Not only did Warren bag a four-bearded turkey — without using a call — but he got the rare chance to anchor the bird a second time after his first shot at 25 yards.
The 20-pound “atypical” (multiple beards) gobbler had chest brushes measuring 11.625, 9.500, 8.500 and 7.375 (37 total) inches and identical spurs of 1.750 inches. As scored by the National Wild Turkey Federation’s formula, its weight, beards and spur lengths added to 129 points, ranking it No. 18 all-time in North Carolina.
The hunt actually began during rabbit season.
“Some good friends and I hunt rabbits (with beagles) at a Person County farm where we also hunt deer,” Warren said. “So one day we meet a farmer spreading lime and fertilizer. He told us if we were interested in a really big gobbler (in the spring), he knew where one crossed a paved road at nearly the same time every day. The bird went from one field to another.”

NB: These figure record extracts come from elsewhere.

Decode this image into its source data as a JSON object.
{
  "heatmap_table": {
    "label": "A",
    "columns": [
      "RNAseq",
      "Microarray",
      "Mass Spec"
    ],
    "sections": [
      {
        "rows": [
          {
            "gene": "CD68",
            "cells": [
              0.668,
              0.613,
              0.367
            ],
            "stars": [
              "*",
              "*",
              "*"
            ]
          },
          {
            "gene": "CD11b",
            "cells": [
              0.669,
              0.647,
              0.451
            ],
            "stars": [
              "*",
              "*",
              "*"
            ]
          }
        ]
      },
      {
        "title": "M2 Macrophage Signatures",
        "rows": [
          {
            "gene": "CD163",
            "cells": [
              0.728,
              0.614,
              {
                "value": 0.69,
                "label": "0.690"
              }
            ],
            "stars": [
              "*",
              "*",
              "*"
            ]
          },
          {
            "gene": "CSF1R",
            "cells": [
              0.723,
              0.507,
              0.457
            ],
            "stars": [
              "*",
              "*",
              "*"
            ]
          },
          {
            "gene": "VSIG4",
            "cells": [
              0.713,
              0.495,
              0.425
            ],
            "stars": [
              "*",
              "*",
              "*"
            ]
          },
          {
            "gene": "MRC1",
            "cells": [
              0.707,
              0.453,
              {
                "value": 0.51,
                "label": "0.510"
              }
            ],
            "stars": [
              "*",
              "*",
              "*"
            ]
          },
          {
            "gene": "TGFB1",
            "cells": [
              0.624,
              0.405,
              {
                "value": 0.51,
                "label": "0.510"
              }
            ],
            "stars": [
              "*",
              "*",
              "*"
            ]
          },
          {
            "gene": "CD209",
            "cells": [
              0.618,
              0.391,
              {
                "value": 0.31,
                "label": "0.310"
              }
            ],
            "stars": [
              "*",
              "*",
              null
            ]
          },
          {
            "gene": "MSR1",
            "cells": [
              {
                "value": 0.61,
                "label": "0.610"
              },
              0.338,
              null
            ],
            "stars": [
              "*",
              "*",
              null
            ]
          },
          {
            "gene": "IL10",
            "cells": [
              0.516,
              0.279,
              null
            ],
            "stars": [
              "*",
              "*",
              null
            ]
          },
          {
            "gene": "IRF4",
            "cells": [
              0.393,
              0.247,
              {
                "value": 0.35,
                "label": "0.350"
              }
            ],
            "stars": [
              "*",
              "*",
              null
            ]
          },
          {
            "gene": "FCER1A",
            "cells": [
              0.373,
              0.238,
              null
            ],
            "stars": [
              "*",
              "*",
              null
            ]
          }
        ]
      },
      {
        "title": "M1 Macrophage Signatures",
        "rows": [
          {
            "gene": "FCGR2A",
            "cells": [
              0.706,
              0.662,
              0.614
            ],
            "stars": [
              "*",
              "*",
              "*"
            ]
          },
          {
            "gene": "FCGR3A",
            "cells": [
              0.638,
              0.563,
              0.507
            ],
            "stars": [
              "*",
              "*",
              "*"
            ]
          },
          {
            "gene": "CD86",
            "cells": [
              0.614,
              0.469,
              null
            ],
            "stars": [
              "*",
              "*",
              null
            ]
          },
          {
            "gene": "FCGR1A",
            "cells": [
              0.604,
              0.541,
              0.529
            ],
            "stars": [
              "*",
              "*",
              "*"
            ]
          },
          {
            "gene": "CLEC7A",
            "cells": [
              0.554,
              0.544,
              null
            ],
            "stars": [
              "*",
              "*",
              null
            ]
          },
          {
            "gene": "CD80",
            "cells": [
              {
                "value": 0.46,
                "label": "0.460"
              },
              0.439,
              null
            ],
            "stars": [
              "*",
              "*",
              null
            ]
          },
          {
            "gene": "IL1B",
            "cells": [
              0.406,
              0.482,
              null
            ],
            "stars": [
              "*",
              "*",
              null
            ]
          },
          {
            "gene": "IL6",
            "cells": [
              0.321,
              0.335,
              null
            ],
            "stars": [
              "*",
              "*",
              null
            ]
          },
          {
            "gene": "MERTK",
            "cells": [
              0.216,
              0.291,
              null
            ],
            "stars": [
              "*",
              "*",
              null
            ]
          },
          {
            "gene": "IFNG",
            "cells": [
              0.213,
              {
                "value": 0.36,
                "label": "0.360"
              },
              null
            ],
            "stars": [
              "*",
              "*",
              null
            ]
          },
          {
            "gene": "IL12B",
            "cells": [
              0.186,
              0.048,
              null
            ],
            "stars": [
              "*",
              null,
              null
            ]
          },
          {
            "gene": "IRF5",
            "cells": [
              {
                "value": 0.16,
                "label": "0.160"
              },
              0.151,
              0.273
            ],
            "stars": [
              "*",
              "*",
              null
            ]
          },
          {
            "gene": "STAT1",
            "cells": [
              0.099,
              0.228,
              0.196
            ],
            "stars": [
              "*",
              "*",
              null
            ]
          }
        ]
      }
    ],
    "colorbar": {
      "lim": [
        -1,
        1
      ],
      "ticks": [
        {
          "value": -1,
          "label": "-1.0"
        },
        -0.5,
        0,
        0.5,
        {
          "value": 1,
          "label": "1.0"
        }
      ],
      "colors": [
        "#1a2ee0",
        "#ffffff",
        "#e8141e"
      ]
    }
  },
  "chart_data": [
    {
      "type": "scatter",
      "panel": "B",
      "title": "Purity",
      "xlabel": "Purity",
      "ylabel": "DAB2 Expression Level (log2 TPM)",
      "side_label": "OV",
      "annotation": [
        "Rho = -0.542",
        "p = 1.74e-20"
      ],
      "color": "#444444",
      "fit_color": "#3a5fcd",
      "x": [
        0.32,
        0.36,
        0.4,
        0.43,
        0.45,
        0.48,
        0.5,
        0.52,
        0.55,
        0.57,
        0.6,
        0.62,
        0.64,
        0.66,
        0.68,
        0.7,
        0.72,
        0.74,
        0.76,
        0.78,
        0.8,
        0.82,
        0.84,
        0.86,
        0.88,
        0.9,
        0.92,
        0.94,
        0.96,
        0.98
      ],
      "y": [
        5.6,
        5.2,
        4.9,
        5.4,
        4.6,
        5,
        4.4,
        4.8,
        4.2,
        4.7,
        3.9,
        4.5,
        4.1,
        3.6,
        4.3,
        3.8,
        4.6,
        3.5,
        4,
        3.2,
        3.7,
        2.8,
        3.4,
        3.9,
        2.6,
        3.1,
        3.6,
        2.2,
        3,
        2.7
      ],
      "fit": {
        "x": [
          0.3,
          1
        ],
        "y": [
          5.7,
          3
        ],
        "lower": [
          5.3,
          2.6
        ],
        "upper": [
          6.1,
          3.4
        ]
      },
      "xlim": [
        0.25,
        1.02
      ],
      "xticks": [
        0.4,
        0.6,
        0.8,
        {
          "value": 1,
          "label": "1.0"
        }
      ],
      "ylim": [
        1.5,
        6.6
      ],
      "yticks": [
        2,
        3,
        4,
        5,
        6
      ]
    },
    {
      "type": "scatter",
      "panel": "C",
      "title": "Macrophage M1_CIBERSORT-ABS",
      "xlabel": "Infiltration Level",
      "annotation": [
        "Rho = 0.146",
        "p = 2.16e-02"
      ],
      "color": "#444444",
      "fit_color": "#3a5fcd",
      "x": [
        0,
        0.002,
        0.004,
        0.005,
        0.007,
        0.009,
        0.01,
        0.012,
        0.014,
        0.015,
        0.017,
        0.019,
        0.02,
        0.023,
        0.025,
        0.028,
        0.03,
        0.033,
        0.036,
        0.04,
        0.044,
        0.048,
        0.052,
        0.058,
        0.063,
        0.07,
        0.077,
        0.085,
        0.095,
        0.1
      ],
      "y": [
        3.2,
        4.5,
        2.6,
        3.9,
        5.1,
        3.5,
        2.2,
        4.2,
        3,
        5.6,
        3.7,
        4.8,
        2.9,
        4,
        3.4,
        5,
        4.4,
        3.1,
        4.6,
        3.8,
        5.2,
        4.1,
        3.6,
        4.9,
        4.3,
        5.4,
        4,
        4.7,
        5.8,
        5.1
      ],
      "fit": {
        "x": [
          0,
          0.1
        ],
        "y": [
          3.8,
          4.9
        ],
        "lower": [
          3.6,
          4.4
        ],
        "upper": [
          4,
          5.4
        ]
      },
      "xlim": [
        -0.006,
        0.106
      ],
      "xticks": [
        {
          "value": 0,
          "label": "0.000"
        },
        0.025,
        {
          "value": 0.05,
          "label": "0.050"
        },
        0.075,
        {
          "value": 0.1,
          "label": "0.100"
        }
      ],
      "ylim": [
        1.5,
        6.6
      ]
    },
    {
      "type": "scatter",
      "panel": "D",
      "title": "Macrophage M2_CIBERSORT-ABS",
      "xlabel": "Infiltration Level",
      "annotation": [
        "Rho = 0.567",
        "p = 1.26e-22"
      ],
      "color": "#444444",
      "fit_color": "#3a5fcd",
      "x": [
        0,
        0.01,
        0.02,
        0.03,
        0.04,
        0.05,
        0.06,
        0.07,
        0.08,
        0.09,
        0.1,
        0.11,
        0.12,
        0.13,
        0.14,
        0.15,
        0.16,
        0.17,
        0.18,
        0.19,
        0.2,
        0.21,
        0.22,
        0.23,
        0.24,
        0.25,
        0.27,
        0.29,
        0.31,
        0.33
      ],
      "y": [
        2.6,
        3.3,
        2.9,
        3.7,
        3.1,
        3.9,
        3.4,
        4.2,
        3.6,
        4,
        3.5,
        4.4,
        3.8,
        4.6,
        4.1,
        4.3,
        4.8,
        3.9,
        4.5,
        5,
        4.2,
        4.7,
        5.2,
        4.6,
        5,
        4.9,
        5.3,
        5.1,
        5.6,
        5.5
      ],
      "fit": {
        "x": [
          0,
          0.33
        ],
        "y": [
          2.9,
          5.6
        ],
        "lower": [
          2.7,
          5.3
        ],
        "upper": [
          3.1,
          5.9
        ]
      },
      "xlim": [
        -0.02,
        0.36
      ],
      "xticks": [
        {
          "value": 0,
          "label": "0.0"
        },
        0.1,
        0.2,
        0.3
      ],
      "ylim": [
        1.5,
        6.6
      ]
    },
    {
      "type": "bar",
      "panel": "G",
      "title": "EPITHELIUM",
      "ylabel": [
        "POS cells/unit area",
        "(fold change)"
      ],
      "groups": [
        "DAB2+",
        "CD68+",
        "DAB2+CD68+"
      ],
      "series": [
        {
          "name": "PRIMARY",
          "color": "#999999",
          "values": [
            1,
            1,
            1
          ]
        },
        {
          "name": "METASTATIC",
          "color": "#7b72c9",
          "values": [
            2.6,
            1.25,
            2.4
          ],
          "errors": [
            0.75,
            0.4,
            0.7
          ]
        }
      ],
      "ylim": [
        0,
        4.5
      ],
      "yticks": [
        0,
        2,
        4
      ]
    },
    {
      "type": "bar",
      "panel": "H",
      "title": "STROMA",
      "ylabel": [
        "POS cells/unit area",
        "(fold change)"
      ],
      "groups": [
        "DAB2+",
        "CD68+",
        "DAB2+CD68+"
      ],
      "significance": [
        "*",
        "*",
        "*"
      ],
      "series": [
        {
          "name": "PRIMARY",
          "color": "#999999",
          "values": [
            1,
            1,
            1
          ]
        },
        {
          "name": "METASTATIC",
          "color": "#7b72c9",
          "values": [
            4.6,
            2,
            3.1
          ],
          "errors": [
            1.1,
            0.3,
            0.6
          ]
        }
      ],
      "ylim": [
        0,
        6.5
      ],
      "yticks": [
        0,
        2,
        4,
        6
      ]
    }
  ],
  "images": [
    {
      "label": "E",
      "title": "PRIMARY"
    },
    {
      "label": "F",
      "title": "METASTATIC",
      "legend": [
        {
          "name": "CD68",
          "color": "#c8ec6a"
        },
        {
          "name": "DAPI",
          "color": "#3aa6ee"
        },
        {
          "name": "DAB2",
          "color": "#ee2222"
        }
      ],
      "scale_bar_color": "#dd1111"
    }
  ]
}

Neither his buddies nor Warren, who arrowed a 10-point buck that grossed 162 inches at the farm in 2016, had seen the gobbler or any signs of its presence. They forgot about the turkey tale until late in the 2018 spring season.
“I’d heard about ‘ghost’ gobblers my whole life, and this seemed like it might be one,” the 37-year-old vinyl-graphics installer said.
That Wednesday Warren and hunting partner Ethan Rimmer of Cedar Grove parked a truck in darkness near the field where the turkey crossed regularly.
“One started gobbling at 6:45 a.m. from a tree (across the field) less than 15 minutes after we got there,” Warren said. “He was gobbling at cars going by on the road.”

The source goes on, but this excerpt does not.